— Да, сегодня мы с тобой едем, — сказал Стёпочка и властно поднял свой коротенький носик. — Ровно в двадцать один ноль-ноль приходи к белому домику, который я тебе показал с крыши.
— Стёпочка, но ведь я говорил тебе, что я…
— Не хочешь?
— Не могу…
Стёпочка повернулся и, не сказав больше ни слова, вошёл в ворота школы.
Коле хотелось кинуться за ним, задержать его, всё объяснить. Но он понимал, что это безнадёжно. И побежал к Архипову.
А между тем никогда ещё Стёпочка не был ему нужен так, как сейчас. Коля рассказал бы ему о слепом, который видит, и они вместе бы раскрыли его тайну и освободили бы девочку. Да и кроме слепого у Коли накопилось столько тревог, столько нераскрытых тайн, что ему необходимо было поговорить, посоветоваться…
Одеяло, загораживавшее вход в землянку Архипова, было откинуто, и Коля решил, что Архипов дома. Однако, войдя, Коля, к огорчению своему, убедился, что в землянке пусто. Архипов, потеряв семью, стал до того ко всему равнодушен, что, уходя из землянки, даже не завешивал вход одеялом.
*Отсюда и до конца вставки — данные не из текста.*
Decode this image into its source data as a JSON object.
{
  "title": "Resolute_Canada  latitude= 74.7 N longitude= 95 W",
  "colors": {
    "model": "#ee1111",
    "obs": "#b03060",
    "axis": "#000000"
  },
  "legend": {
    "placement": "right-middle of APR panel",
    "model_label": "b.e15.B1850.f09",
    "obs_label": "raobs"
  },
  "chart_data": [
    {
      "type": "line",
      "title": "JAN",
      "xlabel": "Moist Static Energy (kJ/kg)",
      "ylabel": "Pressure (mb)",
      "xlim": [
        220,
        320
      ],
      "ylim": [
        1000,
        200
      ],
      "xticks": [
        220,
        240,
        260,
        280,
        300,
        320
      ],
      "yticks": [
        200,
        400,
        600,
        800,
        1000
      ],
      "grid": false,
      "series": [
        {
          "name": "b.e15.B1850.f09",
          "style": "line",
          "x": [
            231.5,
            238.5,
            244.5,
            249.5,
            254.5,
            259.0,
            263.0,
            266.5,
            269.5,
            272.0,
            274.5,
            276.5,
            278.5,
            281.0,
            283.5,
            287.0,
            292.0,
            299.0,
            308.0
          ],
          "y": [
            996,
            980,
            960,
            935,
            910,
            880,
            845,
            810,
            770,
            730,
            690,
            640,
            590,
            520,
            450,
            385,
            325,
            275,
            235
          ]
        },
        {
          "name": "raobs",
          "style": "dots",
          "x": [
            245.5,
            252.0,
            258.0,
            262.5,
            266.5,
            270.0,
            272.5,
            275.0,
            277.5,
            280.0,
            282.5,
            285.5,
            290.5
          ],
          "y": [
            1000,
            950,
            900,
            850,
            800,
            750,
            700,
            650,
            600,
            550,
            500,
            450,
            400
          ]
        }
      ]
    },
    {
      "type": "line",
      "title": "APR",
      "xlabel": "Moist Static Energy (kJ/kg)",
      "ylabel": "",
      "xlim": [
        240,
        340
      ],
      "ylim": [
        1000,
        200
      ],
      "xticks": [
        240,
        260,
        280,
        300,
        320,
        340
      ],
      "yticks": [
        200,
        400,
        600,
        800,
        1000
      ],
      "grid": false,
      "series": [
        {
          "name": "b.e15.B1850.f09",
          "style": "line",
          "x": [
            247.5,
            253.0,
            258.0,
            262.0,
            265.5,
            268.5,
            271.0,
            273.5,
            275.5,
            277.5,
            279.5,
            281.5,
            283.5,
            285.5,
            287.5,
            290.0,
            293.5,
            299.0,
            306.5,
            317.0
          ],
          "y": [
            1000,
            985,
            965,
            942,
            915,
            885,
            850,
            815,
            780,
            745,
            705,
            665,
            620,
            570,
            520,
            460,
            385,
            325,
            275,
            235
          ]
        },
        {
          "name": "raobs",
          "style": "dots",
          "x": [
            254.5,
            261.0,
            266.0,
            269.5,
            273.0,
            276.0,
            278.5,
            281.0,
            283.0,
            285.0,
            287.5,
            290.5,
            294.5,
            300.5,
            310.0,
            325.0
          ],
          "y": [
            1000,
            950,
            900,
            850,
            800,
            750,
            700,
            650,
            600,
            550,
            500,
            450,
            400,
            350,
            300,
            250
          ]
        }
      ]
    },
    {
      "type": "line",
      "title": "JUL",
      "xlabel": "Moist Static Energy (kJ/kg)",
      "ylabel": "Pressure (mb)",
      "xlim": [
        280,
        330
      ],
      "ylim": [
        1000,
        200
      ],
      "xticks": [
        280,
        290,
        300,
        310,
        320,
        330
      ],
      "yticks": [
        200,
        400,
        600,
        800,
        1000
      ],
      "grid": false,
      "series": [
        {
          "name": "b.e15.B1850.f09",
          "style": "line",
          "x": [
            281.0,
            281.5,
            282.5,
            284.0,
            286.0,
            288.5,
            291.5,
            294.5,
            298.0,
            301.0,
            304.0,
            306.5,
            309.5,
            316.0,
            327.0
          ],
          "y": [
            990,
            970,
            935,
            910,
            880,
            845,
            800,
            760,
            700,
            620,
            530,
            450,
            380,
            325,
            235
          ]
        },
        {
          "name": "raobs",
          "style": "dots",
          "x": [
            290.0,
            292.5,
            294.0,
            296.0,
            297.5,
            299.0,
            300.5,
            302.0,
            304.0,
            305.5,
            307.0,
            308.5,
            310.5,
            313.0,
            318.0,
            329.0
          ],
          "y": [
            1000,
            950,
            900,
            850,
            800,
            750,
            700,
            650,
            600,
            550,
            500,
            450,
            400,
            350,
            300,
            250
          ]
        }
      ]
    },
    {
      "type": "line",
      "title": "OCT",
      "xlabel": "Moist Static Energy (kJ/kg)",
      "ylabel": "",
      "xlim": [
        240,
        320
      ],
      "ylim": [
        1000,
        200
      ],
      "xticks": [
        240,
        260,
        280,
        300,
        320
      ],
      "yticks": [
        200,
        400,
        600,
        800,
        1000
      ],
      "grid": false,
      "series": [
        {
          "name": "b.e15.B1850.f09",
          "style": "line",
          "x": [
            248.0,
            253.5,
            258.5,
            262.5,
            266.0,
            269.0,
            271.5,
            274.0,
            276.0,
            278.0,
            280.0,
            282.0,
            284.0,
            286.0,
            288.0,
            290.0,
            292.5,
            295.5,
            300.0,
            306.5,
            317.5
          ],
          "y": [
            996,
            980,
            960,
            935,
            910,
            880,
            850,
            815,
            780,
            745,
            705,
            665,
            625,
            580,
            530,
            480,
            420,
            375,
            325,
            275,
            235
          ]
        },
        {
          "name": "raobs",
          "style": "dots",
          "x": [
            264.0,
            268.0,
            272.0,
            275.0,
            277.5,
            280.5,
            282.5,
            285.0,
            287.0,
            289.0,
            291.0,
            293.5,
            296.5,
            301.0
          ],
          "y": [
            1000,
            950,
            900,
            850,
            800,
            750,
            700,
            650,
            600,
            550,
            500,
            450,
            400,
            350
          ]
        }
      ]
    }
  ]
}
Что же теперь делать? Кому рассказать?.. Приуныв, Коля вернулся в школу.
Доски, которые он должен был обстругать, уже лежали на его верстаке, приготовленные Вовой Кравчуком. Коля с удовольствием принялся за работу: она отвлекала его от мыслей. За последнее время он научился отлично владеть рубанком. Стружка ползла ровная, он по желанию мог делать её толще и тоньше, доска становилась гладкая, как стекло. Прислушиваясь к шелесту стружек, он не заметил, как кто-то остановился у него за спиной.
— Ты, кажется, хотел со мной поговорить, — раздался голос Виталия Макарыча.
Выпустив из рук рубанок, Коля обернулся. Виталий Макарыч улыбался и внимательно смотрел на него. И, как всегда, Коле стало немного не по себе под этим чересчур внимательным взглядом.
— Ну, что ж, пора, — продолжал Виталий Макарыч. — Я тоже давно уже собираюсь с тобой поговорить, но хотел раньше к тебе приглядеться. Ты снаружи очень похож на своего отца… Когда глядишь тебе в глаза, кажется, будто говоришь с ним… Но, как знать, похож ли ты на него внутри… И я всё откладывал.
Он ещё раз медленно оглядел Колю от макушки до башмаков и сказал:
— Пойдём, поговорим.
Он зашагал к дверям школы, и Коля пошёл за ним. Мальчики глядели им вслед, но не очень удивились: им знаком был обычай Виталия Макарыча разговаривать наедине то с одним школьником, то с другим. Многие из них уже прошли через эти разговоры, иногда приятные, иногда неприятные, но всегда такие, что их не скоро забудешь.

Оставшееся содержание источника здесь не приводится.